Now, This is the first query I tried:

            SELECT
                distinct ar.title,
                ar.raw_data,
                ar.upload_dt,
                ar.artifact_id,
                g.group_id,
                acl.read
            FROM
                artifact_acl acl,
                artifacts a,
                artifact_revisions ar,
                revisions_to_types rt,
                artifact_types at,
                groups g
            WHERE
                a.expire_dt > NOW() and
                acl.artifact_id = a.artifact_id and
                a.published_revision = ar.revision_id and
                ar.revision_id = rt.revision_id and
                rt.type_id = at.type_id and
                acl.group_id = g.group_id and
                a.suppress = false and
                at.is_resource = true and
                (
                acl.group_id = (
                                select
                                    group_id
                                from
                                    groups
                                where
                                    group_nm = 'Marketing'
                               )
                               OR
                acl.group_id = (
                                select
                                    group_id
                                from
                                    groups
                                where
                                    group_nm = 'Communicators'
                               )
                ) and
                acl.group_id IN (4,17,54,2,1,123) and
                acl.read = true and
                ((g.back_or_front = 'front') or
                (g.group_nm = 'PR Admin'))
                ORDER BY
                    ar.upload_dt DESC
                LIMIT 3;

and here you have the output:

-[ RECORD 1 ]---------------------------
title       | QC Q&A
raw_data    | www.com
upload_dt   | 2006-02-09 11:15:04.724525
artifact_id | 44281
group_id    | 2
read        | t
-[ RECORD 2 ]---------------------------
title       | QC Q&A
raw_data    | www.com
upload_dt   | 2006-02-09 11:15:04.724525
artifact_id | 44281
group_id    | 54
read        | t
-[ RECORD 3 ]---------------------------
title       | WhyMAX?
raw_data    | 
upload_dt   | 2006-02-09 09:25:27.717663
artifact_id | 44061
group_id    | 2
read        | t

Now, I tried this query, which is the first one but removing the g.group_id
from the select clause.

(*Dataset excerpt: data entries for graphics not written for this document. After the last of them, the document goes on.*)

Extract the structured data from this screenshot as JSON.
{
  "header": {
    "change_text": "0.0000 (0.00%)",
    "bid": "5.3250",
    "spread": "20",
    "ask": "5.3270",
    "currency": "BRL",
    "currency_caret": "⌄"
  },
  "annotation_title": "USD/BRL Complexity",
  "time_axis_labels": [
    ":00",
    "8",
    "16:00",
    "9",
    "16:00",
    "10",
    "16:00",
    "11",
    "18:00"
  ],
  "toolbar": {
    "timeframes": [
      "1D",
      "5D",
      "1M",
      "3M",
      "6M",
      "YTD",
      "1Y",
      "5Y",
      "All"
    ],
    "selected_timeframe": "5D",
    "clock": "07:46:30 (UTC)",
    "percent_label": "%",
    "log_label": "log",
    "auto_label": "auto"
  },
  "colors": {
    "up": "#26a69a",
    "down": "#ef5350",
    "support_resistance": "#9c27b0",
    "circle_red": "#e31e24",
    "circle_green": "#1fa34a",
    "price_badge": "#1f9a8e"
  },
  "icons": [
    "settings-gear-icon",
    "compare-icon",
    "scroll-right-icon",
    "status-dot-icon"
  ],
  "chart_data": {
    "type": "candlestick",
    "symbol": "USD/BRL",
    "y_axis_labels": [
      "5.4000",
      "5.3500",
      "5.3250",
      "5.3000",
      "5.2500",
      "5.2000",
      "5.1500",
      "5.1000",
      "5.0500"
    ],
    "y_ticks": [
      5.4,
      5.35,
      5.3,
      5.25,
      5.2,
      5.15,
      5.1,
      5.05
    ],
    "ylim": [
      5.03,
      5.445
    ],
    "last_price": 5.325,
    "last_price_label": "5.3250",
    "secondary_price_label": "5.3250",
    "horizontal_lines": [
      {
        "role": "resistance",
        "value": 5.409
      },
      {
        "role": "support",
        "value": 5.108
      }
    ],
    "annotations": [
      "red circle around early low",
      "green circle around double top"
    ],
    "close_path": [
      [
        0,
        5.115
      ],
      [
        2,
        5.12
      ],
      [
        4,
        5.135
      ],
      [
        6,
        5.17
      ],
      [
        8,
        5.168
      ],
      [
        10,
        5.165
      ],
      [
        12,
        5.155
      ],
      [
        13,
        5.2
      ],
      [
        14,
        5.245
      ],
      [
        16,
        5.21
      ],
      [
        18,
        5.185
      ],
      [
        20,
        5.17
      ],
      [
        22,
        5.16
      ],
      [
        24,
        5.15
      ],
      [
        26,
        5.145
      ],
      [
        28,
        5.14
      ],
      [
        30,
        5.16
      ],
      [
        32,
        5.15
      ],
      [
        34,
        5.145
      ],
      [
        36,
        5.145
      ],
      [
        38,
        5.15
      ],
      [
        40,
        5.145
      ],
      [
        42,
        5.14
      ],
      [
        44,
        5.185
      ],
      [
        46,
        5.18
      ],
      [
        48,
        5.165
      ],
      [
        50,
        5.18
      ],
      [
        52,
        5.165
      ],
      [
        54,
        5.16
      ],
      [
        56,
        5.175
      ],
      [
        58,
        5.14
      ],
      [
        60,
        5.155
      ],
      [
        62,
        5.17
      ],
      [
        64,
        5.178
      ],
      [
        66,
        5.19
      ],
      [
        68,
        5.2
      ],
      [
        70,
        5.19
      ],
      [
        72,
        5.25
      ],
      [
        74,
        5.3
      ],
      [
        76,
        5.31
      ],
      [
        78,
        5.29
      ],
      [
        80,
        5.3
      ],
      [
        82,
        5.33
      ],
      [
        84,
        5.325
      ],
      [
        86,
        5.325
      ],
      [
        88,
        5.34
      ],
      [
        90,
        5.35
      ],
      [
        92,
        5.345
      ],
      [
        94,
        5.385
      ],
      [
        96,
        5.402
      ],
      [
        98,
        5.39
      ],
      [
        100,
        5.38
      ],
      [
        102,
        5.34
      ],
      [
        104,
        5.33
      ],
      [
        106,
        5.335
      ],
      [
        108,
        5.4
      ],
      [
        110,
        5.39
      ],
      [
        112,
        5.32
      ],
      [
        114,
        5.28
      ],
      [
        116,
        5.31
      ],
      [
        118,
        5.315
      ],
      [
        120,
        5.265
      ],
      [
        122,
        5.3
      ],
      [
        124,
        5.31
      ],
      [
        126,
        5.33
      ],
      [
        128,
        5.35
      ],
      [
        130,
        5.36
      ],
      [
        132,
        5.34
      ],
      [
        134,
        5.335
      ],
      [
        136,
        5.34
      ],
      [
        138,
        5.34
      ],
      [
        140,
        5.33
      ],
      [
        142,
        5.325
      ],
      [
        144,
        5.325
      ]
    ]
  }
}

This is the output:

-[ RECORD 1 ]-----------------------------
title       | QC Q&A
raw_data    | www.com
upload_dt   | 2006-02-09 11:15:04.724525
artifact_id | 44281
read        | t
-[ RECORD 2 ]----------------------------
title       | WhyMAX?
raw_data    | 
upload_dt   | 2006-02-09 09:25:27.717663
artifact_id | 44061
read        | t
-[ RECORD 3 ]---------------------------
title       | Business Assets-test
raw_data    | corpcomm.com/
upload_dt   | 2006-02-08 15:58:06.81578
artifact_id | 44280
read        | t

Which is the desired output.

> >             SELECT          
> >                 distinct ar.title,
> >                 ar.raw_data,
> >                 ar.upload_dt,
> >                 ar.artifact_id,
> >                 g.group_id,
> >                 acl.read
> >             FROM
> 
> The way you formatted that makes me wonder if you think that the
> DISTINCT applies only to the first column.  It does not, it applies
> to all the columns together --- that is, it only removes rows that
> are identical in all columns to some other row.  So if there were
> some rows that were identical except for group_id, you'd get the
> behavior you described.

Yes, that was the reason, I thought that distinct was only applying
to the first column.

> BTW, I'm not sure I believe this is actually the same query you
> ran.  The presence of the "GROUP BY ar.title" clause should have
> provoked errors about ungrouped columns.  If this is an exact
> copy of what you did, what Postgres version is this?

It wasn't the same query. Forget about the first email, in this email
you have the queries I launched (sorry again about that).

Now I have to redefine my query because I want to get the second 
output but keeping the group_id. Ideas and suggestions are welcome.

Thanks again your help,

David